Last week, we asked where then will silver go. Well, the price moved around this week, dipping on Thursday but then rebounding sharply on Friday. It closed up 13 cents from last week. The price of gold rose $24.
This week, the Federal Reserve announced that it will not hike rates. Most economists (and traders) have long been expecting a hike (not us). A hike is tighter monetary policy, and therefore not-hiking is looser. Which means a greater quantity of dollars. Which means higher prices. Everyone knows that (except us).
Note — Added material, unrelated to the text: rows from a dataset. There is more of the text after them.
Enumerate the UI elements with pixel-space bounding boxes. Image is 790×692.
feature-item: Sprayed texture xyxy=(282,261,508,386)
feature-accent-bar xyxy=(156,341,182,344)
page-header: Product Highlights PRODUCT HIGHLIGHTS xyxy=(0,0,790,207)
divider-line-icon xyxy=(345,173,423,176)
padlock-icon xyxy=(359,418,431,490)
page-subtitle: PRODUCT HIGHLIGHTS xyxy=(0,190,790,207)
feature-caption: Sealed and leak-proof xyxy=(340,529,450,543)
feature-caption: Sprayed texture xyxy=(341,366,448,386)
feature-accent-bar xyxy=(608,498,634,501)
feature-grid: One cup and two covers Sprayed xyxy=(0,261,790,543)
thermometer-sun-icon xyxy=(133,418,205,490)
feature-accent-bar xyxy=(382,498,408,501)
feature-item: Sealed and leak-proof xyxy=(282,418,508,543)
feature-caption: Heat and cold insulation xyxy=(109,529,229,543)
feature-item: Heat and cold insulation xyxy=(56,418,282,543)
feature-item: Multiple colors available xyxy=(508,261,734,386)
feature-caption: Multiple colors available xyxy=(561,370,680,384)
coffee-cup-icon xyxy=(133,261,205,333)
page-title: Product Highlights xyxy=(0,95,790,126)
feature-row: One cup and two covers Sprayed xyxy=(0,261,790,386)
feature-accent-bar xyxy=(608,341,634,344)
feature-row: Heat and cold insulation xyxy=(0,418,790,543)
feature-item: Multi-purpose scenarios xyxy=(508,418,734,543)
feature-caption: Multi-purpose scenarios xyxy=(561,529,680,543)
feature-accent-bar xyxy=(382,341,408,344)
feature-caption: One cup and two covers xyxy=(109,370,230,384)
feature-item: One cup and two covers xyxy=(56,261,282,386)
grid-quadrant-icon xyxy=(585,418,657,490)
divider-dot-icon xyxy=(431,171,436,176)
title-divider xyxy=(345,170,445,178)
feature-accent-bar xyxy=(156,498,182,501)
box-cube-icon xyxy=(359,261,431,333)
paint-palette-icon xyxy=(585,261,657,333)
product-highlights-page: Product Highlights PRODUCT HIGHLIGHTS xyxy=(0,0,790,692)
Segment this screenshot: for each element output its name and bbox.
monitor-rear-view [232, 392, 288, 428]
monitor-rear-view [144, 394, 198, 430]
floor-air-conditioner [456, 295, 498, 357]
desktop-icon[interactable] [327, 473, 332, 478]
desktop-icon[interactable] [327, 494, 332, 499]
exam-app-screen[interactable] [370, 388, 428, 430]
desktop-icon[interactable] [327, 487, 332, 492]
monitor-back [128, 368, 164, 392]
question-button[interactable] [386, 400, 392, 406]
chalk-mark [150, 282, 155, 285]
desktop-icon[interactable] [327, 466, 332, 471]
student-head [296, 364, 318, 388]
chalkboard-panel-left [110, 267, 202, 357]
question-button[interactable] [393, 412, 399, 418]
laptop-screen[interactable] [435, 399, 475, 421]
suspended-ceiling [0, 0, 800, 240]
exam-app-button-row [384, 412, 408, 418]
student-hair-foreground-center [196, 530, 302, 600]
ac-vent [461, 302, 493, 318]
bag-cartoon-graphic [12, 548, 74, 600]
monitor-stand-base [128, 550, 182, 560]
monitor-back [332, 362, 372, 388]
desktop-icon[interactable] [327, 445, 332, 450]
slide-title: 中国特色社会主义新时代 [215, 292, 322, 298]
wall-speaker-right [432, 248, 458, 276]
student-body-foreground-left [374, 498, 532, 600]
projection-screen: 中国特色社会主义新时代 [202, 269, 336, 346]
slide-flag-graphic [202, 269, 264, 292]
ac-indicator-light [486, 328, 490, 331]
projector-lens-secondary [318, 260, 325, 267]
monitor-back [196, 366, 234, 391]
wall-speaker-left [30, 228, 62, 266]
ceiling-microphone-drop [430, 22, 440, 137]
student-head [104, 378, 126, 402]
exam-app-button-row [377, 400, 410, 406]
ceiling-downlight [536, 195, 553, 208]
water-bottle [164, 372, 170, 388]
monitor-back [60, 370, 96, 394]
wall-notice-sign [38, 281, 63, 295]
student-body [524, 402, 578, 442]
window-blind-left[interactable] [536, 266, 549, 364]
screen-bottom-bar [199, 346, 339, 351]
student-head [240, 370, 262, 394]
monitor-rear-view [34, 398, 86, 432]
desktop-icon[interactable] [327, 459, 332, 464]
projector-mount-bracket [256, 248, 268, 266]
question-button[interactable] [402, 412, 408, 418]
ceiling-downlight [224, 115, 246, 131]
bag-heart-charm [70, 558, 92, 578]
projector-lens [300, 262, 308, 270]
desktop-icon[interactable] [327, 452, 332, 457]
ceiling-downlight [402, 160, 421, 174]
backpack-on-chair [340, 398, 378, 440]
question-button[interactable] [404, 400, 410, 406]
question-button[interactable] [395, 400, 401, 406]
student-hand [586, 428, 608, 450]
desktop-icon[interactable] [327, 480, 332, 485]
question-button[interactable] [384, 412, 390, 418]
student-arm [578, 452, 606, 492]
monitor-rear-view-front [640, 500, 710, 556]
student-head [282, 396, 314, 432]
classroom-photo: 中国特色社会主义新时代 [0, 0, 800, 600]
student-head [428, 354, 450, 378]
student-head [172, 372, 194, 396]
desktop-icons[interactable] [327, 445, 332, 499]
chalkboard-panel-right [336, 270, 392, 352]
So naturally, on the announcement, the price of silver blipped up about 20 cents. It continued to drift another 25 cents higher. And then cascaded down almost 65 cents. Almost no one knows that prices, including the prices of the metals, have anything to do with the quantity of dollars (except us). Then the price began drifting higher, had another sharp drop, and drifted back up again. Though it ended the week quite a bit lower than the post-Fed high of $14.85.
Folks, we have to say it. This is all noise. Not the non-hike. That is serious economics that is undermining capital, crushing business profit margins, driving asset bubbles, and ruining pension funds and banks. The Great Fed Falling Interest Rate since 1981 continues.
The price moves on these events. Over the long term, only buyers and sellers of real metal can set the price. In the short term, leveraged speculators can place big bets and thereby push or pull the price down or up from where it would otherwise be.
Let's take a look at those buyers and sellers of real metal, in the only true picture of the supply and demand fundamentals. But first, here's the graph of the metals' prices.
The Prices of Gold and Silver
Next, this is a graph of the gold price measured in silver, otherwise known as the gold to silver ratio. The ratio was up a bit this week, interesting when the prices of both metals are up.
The Ratio of the Gold Price to the Silver Price
For each metal, we will look at a graph of the basis and cobasis overlaid with the price of the dollar in terms of the respective metal. It will make it easier to provide brief commentary. The dollar will be represented in green, the basis in blue and cobasis in red.
Here is the gold graph.
The Gold Basis and Cobasis and the Dollar Price
Look at that red cobasis line (i.e. scarcity of gold). It is dropping along with the price of the dollar (inverse to the price of gold, measured in dollars). In other worse, gold becomes less scarce and more abundant the higher its price. Huh, that's not what some gold promoters are saying, is it?
Our calculated fundamental price is down almost $40, more than $140 below the market price.
Now let's turn to silver.
The Silver Basis and Cobasis and the Dollar Price
It's a similar picture in silver. Note that the cobasis is at a (much) lower absolute level in silver, compared to gold (-1.7% vs. -1.2%).
The fundamental price fell over 30 cents, now $2.40 below market.